Retail Investment Activity Ticks Up in 1H18

Retail investment activity has increased steadily since early 2015, and the West Coast is leading the US market.

Retail investment activity is ticking up, slowly. In the first half of the year, investment activity increased 3% nationally, over 2017, and the second quarter alone increased 41% year-over-year, according to research from Newmark Knight Frank. The Western US has lead the increase in activity, increasing 33% year-over-year and 96% for the second quarter alone. Despite the headlines, investment activity has grown steadily since early 2015.

“With the country coming off of ten straight quarters of decline, investor uncertainty due to a combination of interest rate speculation and volatility, continued retailer consolidation, bankruptcies and general uncertainty coupled with a lack of refreshed pricing data points seems to have calmed,” Glenn R. Rudy, senior managing director of retail investments at NKF Capital Markets, tells GlobeSt.com. “With the increased volume the surge in data points is leading to realistic pricing discovery and abundant capital is ready to continue this positive trajectory.”

In addition to popularity of West Coast markets, secondary markets are also seeing an increase in activity, and are actually trending above primary markets in terms of sales volumes. “Secondary markets, which historically have always trailed primary markets in terms of overall activity, outpaced primary markets through the first half of 2018 by a significant margin,” says Rudy. “This is primarily due to the sheer lack of available product in primary markets and its correlated pricing.  However, now that there are some additional data points supporting today’s pricing in these secondary markets, the yields have simply been too attractive for capital, starved for allocation, to resist.”
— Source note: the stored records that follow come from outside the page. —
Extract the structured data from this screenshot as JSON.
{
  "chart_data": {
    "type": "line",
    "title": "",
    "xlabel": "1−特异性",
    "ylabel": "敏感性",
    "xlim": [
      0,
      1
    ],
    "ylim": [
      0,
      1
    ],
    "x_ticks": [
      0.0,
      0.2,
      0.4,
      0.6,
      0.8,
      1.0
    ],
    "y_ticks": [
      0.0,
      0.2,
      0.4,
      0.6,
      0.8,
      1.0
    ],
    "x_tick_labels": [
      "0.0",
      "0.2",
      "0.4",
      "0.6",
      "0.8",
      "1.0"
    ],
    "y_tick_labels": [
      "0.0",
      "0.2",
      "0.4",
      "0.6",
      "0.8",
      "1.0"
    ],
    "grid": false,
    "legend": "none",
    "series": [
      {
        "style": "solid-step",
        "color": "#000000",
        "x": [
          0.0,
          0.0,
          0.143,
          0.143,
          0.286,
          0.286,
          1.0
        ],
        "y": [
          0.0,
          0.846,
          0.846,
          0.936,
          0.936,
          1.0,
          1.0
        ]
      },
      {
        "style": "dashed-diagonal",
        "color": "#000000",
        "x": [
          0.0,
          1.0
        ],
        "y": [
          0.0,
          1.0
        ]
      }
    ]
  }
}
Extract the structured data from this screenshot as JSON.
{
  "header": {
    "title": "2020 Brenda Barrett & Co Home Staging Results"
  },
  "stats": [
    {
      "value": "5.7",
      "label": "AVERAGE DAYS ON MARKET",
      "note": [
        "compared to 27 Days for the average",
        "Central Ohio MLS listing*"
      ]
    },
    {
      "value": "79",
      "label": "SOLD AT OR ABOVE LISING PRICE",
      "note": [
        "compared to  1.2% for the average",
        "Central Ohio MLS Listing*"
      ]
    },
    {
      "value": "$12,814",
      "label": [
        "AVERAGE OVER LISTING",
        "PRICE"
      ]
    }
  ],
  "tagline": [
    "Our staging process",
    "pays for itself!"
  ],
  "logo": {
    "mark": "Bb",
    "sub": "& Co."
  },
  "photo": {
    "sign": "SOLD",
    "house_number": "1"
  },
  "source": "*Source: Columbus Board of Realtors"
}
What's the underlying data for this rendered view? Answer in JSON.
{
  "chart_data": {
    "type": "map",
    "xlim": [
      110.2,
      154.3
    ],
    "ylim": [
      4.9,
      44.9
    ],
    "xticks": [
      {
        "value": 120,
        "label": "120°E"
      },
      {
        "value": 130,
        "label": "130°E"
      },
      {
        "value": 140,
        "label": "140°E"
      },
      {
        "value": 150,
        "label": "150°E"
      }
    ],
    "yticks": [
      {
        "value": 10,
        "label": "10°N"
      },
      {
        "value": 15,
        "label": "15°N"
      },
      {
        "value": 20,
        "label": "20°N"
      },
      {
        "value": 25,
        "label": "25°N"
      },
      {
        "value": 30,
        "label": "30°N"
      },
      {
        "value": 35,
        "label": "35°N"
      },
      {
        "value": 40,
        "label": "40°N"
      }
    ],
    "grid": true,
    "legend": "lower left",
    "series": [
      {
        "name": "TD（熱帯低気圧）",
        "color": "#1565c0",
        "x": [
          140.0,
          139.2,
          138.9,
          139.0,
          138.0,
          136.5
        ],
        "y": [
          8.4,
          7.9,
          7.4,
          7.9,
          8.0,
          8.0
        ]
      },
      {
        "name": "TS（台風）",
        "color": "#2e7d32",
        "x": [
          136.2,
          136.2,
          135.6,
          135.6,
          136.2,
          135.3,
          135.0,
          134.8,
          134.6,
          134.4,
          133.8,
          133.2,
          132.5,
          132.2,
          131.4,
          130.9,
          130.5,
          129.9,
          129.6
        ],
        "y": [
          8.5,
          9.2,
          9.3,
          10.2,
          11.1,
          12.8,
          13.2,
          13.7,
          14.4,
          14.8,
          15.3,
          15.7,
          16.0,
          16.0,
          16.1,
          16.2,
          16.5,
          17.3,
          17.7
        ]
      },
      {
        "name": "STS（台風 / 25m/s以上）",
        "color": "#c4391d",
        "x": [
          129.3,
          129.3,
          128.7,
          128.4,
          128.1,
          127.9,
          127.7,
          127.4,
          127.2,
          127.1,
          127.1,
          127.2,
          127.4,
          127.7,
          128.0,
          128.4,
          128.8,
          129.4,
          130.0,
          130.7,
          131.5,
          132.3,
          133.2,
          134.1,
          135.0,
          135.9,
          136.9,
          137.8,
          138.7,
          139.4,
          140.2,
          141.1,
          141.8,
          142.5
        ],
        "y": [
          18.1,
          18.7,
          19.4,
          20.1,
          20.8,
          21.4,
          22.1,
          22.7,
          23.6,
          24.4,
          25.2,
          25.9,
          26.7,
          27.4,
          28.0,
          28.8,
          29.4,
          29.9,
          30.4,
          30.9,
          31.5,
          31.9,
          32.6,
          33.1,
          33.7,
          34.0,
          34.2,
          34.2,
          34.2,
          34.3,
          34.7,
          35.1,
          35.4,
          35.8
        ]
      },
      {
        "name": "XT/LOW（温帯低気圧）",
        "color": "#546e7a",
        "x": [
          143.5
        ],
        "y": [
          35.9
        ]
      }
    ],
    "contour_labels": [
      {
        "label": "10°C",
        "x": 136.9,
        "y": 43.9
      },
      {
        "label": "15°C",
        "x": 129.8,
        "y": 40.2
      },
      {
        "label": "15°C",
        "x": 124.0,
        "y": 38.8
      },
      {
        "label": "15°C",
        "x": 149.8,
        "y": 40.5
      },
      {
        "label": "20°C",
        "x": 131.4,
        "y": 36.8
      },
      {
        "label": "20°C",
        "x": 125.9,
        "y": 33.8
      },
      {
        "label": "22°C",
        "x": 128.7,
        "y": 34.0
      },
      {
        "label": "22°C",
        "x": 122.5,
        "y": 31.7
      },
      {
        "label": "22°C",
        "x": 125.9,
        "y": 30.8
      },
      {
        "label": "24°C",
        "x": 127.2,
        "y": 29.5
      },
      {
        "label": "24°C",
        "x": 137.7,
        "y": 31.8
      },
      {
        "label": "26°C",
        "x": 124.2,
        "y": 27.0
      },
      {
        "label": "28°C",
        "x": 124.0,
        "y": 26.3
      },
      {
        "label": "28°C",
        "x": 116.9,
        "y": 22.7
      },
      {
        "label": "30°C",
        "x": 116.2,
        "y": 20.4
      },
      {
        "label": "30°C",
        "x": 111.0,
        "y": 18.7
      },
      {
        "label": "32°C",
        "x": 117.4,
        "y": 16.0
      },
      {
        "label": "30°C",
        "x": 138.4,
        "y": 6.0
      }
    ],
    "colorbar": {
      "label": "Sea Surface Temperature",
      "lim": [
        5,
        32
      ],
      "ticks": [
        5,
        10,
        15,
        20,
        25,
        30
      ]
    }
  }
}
While it is surprising to hear that retail investment is increasing, it isn’t surprising to hear the grocery-anchored retail has been the favored asset class. Grocery anchored retail is highly Internet resistant, and it is popular across investor classes. “The sheer scarcity of core, grocery-anchored product has kept pricing at historic levels and even improved in some cases,” explains Rudy. “Grocery-anchored retail investments represent the flight-to-safety alternative in a transformative industry. The fundamental idea that a larger segment of the consumer base will continue to patronize the brick and mortar grocery store versus buying online drives performance of these centers thus providing the most reliable and predictable revenue across asset types.”

Despite growing retail investment sales, the narrative around retail is generally negative. Rudy, however, says that every product has challenges, and investment strategy is designed to mitigate that risk. “Clearly, there are challenges across all product type.  Some may say none more than in retail,” he explains. “To that we say: bring it on. Challenges breed opportunities. The transformation the retail industry has taken has brought about one of the most exciting eras in the history of retail. We are fortunate to have as clients many at the forefront of this current retail innovation. These dynamic developers and operators are proactively embracing an omnichannel strategy with their tenants. That strategy is an integral part of the new experiential retail that breeds success. Their proactive and thoughtful approach will be rewarded long-term as human beings are social in nature with an inherent need to interact.  Let’s not forget that brick and mortar sales still account for over 90% of all retail sales in the country.”

Looking ahead, Rudy expects more growth. “We believe the second half of the year will be robust as remaining uncertainty that hovered in the first half continues to subside,” he says. “Age old participants in our industry sit with full allocations waiting to be deployed.  Re-engaged or completely new capital sources for retail investment are abundant.  So long as the debt markets remain relatively stable, we see no reason why there will not be a significant uptick extending the positive performance of the first half.”